Nach der 12. Woche werden zumeist gewollte Schwangerschaften abgebrochen, weil bei einer pränatalen Untersuchung eine Behinderung entdeckt wurde.

Nach Schätzungen werden bei einer Diagnose von Trisomie 21 ("Down-Syndrom") über 90 Prozent der Schwangerschaften beendet.

2.117 Abbrüche zwischen der 12. und 22. Schwangerschaftswoche zählte das Bundesamt für Statistik im Jahr 2010. Erst danach ist die Rede von "Spätabbrüchen", 462 gab es von diesen laut Statistik im vergangenen Jahr.

Vor allem über diese Fälle wurde vor zwei Jahren heftig gestritten, weil die Feten nach der 23. Woche als lebensfähig gelten.

Der Bundestag verschärfte damals das Gesetz, seitdem müssen ÄrztInnen, die eine vorgeburtliche Diagnose stellen, eine umfassende Beratung über die Behinderung anbieten und es müssen drei Tage zwischen Diagnose und Abbruch vergehen.

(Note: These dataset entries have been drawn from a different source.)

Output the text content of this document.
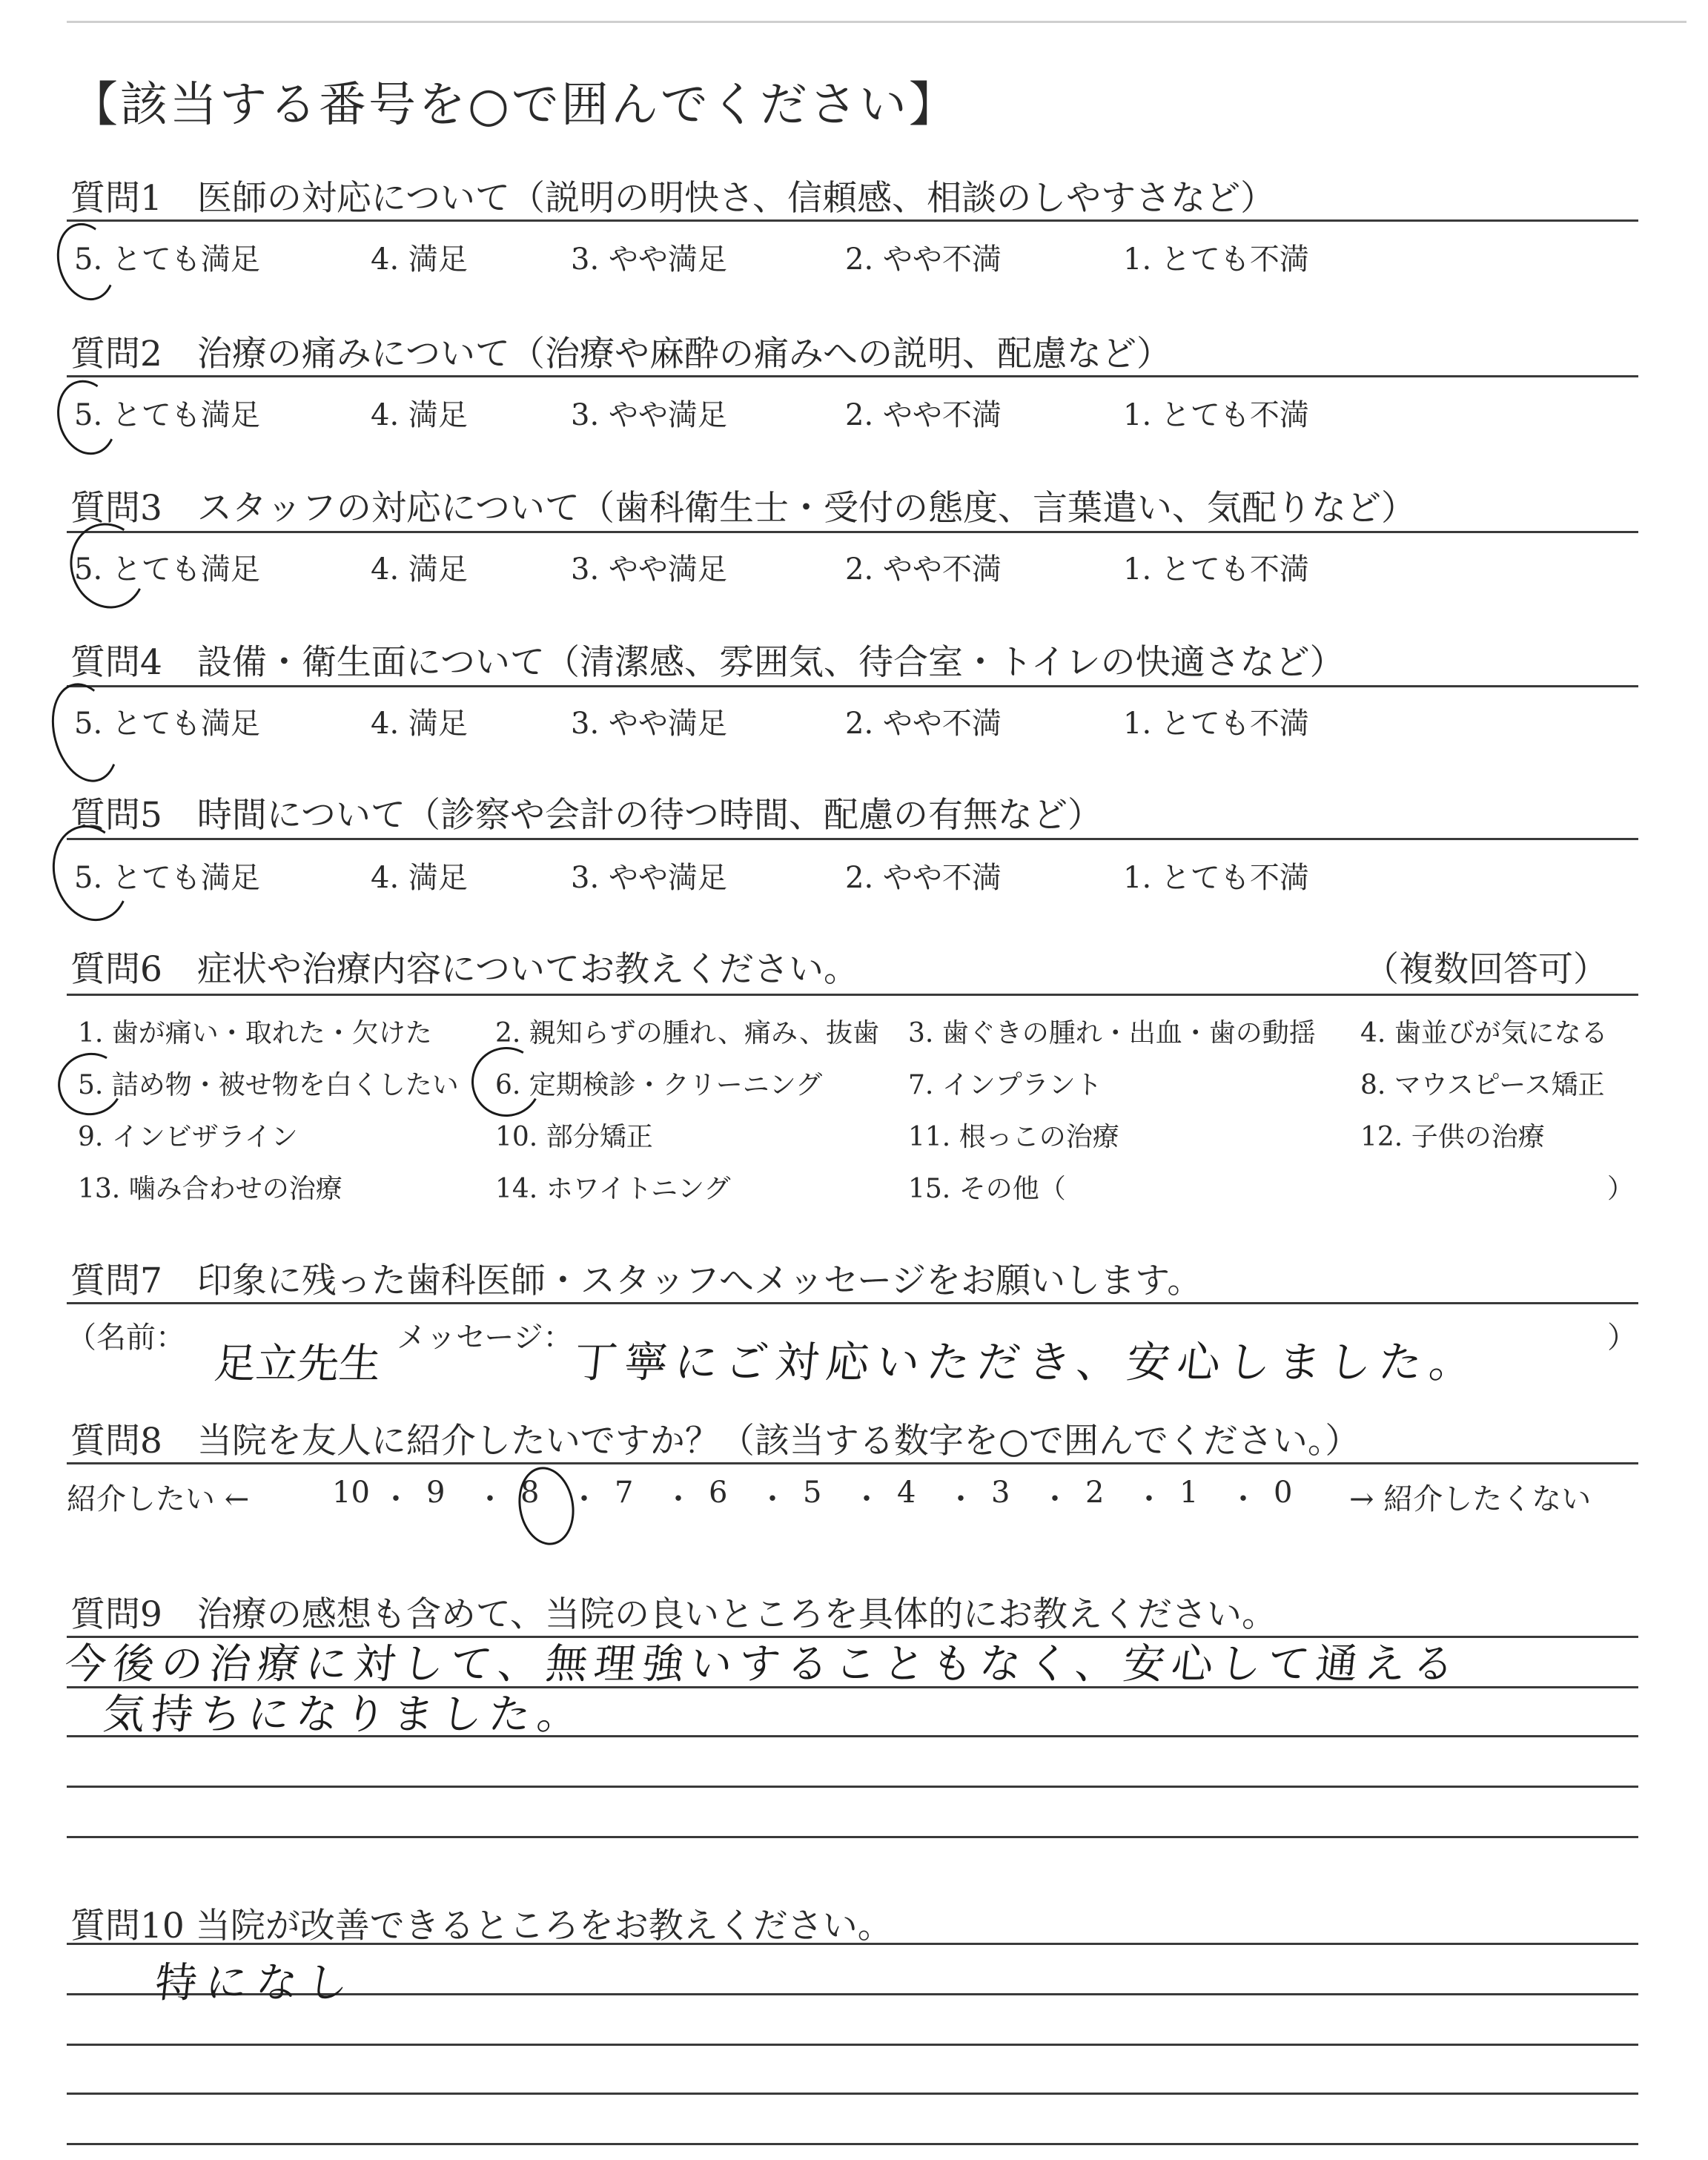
【該当する番号を○で囲んでください】
質問1　医師の対応について（説明の明快さ、信頼感、相談のしやすさなど）
5. とても満足	4. 満足	3. やや満足	2. やや不満	1. とても不満
質問2　治療の痛みについて（治療や麻酔の痛みへの説明、配慮など）
5. とても満足	4. 満足	3. やや満足	2. やや不満	1. とても不満
質問3　スタッフの対応について（歯科衛生士・受付の態度、言葉遣い、気配りなど）
5. とても満足	4. 満足	3. やや満足	2. やや不満	1. とても不満
質問4　設備・衛生面について（清潔感、雰囲気、待合室・トイレの快適さなど）
5. とても満足	4. 満足	3. やや満足	2. やや不満	1. とても不満
質問5　時間について（診察や会計の待つ時間、配慮の有無など）
5. とても満足	4. 満足	3. やや満足	2. やや不満	1. とても不満
質問6　症状や治療内容についてお教えください。	（複数回答可）
1. 歯が痛い・取れた・欠けた 2. 親知らずの腫れ、痛み、抜歯 3. 歯ぐきの腫れ・出血・歯の動揺 4. 歯並びが気になる
5. 詰め物・被せ物を白くしたい 6. 定期検診・クリーニング	7. インプラント	8. マウスピース矯正
9. インビザライン	10. 部分矯正	11. 根っこの治療	12. 子供の治療
13. 噛み合わせの治療	14. ホワイトニング	15. その他（	）
質問7　印象に残った歯科医師・スタッフへメッセージをお願いします。
（名前：
足立先生
メッセージ：
丁寧にご対応いただき、安心しました。	）
質問8　当院を友人に紹介したいですか？（該当する数字を○で囲んでください。）
紹介したい ←	10 ・ 9 ・ 8 ・ 7 ・ 6 ・ 5 ・ 4 ・ 3 ・ 2 ・ 1 ・ 0 → 紹介したくない
質問9　治療の感想も含めて、当院の良いところを具体的にお教えください。
今後の治療に対して、無理強いすることもなく、安心して通える
気持ちになりました。
質問10 当院が改善できるところをお教えください。
特になし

Im Übrigen würde ein Viertel derjenigen abgewiesen, die mit dem Anliegen eines Spätabbruchs in die Klinik kämen, weil die ÄrztInnen die Indikation dafür nicht erkennen könnten.

Die Klinik - mit 3.500 Geburten die zweitgrößte in Deutschland - arbeitet im "Netzwerk Pränataldiagnostik Hannover" unter anderem zusammen mit Schwangerenberatungsstellen. Martina Weiß, Ärztin und Psychotherapeutin beim Beratungs- und Therapiezentrum, sagte, die Entscheidung für oder gegen einen Abbruch wegen einer Behinderung sei eine "massive Krise" für die Betroffenen. Vor allem die Mütter würden sich schwere Selbstvorwürfe machen. "Diese Leute sind verzweifelt und hoch belastet." Es wäre aus ihrer Sicht keine Lösung, sich aus deren Betreuung zurückzuziehen.